⑤⑦
メイジーはベルーガが付き添いだと説明するも納得してもらえない。
自分もガブリエーレの、神の遣いだと言って島民たちの仲間に入れてもらったことを今になって思い出す。
詳しく話を聞いてみるとメイジーはムーたちの中で女神様に昇格したようだ。
「ベルーガさんは付き添いだから……」
『神の遣い、メイジーの世話する』
『メイジーの世話、すごい』
「違いますよね、ベルーガさん!」
メイジーがそう言って振り返るがベルーガは静かに首を横に振った。
「私には彼らの言葉はわかりません」
「……え?」
メイジーが驚いているとベルーガは信じられないことを口にする。
「皇帝陛下があなたに力を分け与えた。だから言葉も理解できるし、太陽の元を歩いても肌が焼けることはないのでしょう」
「……どうしてわたしに?」
「さぁ、わかりません。私が知りたいくらいですよ」
ベルーガはそう言って微笑んだ。
「私は護衛ですので、気にしないでください」
やはりメイジーに敵意があるのだろう。
口にしなくてもそんな気がした。
メイジーはムーに手を引かれたことで視線が逸れる。
ベルーガとの気まずさを感じながらも歩き出す。
ムーとデーと色部に分けられている貝を見ながら感動していると、こちらに走ってくる島民たちの姿。

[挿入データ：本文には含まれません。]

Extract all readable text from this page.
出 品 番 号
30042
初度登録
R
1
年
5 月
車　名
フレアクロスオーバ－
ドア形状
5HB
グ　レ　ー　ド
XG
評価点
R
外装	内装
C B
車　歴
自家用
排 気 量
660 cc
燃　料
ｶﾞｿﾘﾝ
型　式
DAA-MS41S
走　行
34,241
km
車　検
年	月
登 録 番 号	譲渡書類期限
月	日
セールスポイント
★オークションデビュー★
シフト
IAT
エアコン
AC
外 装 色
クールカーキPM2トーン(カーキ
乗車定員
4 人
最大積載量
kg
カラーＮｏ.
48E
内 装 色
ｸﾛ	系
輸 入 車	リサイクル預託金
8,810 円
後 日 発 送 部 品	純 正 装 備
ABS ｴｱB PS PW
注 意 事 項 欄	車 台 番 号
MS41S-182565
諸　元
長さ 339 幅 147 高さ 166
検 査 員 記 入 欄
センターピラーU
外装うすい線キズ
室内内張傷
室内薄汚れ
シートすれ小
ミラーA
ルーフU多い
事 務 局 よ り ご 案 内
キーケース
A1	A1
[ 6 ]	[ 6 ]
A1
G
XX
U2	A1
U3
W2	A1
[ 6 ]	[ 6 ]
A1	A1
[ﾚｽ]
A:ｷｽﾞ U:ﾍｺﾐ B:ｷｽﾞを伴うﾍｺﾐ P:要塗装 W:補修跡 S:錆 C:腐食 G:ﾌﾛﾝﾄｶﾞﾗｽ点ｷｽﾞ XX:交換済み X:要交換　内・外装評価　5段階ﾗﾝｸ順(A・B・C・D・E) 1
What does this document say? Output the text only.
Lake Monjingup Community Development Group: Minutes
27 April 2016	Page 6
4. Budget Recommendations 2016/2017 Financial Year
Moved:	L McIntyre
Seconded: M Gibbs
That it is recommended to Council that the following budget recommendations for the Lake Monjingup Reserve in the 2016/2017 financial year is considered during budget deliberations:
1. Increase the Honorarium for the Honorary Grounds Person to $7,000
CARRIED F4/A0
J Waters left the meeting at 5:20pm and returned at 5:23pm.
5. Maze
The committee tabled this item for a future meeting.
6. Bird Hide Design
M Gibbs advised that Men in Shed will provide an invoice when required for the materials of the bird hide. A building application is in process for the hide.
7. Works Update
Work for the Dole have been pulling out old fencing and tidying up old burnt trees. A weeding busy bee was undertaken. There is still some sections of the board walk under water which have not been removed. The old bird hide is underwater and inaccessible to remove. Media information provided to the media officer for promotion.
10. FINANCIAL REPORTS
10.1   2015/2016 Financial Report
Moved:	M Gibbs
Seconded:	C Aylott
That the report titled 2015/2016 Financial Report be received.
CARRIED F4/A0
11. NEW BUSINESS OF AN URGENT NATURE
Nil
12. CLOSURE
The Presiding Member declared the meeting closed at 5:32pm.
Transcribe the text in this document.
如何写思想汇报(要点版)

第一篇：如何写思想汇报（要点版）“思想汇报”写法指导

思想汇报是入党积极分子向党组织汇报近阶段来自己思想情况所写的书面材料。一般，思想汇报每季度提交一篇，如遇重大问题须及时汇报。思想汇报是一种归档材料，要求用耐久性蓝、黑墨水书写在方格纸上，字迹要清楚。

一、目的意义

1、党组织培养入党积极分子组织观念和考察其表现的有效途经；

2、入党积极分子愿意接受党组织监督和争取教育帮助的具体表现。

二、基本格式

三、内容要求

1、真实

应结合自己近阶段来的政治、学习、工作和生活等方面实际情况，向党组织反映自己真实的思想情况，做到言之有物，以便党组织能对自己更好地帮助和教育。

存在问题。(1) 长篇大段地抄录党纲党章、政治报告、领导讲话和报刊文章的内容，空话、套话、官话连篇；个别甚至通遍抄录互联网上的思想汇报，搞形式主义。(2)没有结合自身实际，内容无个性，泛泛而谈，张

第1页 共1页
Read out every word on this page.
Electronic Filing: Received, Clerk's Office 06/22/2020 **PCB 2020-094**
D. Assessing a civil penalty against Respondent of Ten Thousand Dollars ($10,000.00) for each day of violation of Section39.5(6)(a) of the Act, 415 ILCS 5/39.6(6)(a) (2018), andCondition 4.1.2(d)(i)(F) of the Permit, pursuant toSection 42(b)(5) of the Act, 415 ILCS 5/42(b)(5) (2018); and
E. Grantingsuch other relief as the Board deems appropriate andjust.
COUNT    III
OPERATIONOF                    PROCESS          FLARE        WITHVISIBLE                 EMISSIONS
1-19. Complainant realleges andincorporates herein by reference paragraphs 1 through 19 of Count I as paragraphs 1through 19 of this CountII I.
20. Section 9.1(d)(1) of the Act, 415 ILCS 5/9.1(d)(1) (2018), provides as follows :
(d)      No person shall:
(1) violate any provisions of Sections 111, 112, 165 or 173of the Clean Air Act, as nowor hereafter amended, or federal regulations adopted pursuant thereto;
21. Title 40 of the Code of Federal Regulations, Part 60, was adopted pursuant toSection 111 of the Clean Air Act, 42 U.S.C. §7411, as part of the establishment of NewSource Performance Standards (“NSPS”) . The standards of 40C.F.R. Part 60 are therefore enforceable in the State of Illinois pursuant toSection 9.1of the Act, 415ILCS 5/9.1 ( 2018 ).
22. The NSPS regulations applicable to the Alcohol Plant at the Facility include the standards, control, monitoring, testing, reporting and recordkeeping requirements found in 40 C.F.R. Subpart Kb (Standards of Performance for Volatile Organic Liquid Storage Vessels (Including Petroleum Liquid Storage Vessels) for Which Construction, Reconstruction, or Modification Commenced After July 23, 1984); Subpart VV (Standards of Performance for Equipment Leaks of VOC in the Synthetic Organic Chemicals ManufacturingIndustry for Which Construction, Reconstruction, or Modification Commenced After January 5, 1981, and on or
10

どうやらドーが皆にメイジーが来ていることを知らせたようだ。
頭を下げようとするミミやダダナたちを止める。
神様扱いはガブリエーレだけで十分だ。
そう思っていると、メイジーの前に差し出される大きな網。
一晩で随分と大きな網を編んでくれたようだ。
どうやらミミたちはガブリエーレからメイジーのやりたいことを聞いて、手伝うように言ってくれたらしい。
それを聞いてメイジーの心臓がドキリと跳ねた。
彼は口こそ悪いが、メイジーのことを思い、メイジーのために動いているように思えたからだ。
(そ、そんなわけないわ……! たまたまよ!)
メイジーは考えを振り払うように首を横に振る。
そして貝がある場所に向かうと、網がしっかりと固定されているではないか。
ダダナたちがやってくれたのだろうが、これもガブリエーレのおかげだと思うと複雑な気分だ。
メイジーが網を引っ張り出して、貝の中身を確認しようとした瞬間だった。
いつものように貝がガバリと口を開ける。
ガブリエーレのことばかり考えていたメイジーは貝の口に挟む棒を用意するのを忘れていた。
(また噛まれる……!)
顔に向かって飛んでくる貝を見て、目を閉じたメイジーだったがいつまで経っても鼻に痛みがない。
目の前でボンッと何かが弾ける音が聞こえた。
(いた……くない?)
不思議に思って目を開くと、そこにはベルーガの姿があった。
貝はメイジーの前にポトリと落ちてしまう。
漂う焼けた貝の独特な香り。
ほんのりと磯の匂いがして無性に醤油が恋しくなってしまう。
そして島民たちの視線も貝が集まっている中、こちらに腕を伸ばしているベルーガの姿。
どうやらベルーガがメイジーが鼻を噛む前に貝を魔法で焼いて防いだようだ。
「怪我はありませんか!?」
「ベルーガさん、ありがとうございます」
「あなたが怪我をすれば皇帝陛下はお怒りになるでしょうから」
「そんなことないと思いますけど……」
「いいえ、あなたが思っている以上に影響は大きいのです」
島であんなに怪我をしていたとしても、ガブリエーレは一度だけ治してやろうかと言っただけだ。
(……どうして今更、わたしを気にするのかしら)
島民たちの中で何人かはベルーガの魔法を見ていたのだろう。
『火の神だ! メイジー、守ってさた』
『貝、焼け死んだ。火の神!』
島民たちの火の神コールが始まると、ベルーガは珍しく困惑したように眉を寄せた。
「メイジー様、これは一体……」
「ベルーガさんの魔法を見て、あなたを火の神だと思っているようです」
「…………否定してくれませんか?」
ベルーガは複雑そうにしている。
メイジーがベルーガが火の神ではないと説明するが時すでに遅し。
彼は島民たちの中で火の神になってしまった。
「もう火の神だそうです」
「…………そうですか」
ベルーガが赤い髪をしている。そして火の魔法を使う。
マオやイディネスを見ると、髪や瞳の色は魔法に直結しているのだとわかる。
きっとマオは水の神、イディネスは緑の神と呼ばれるのだろう。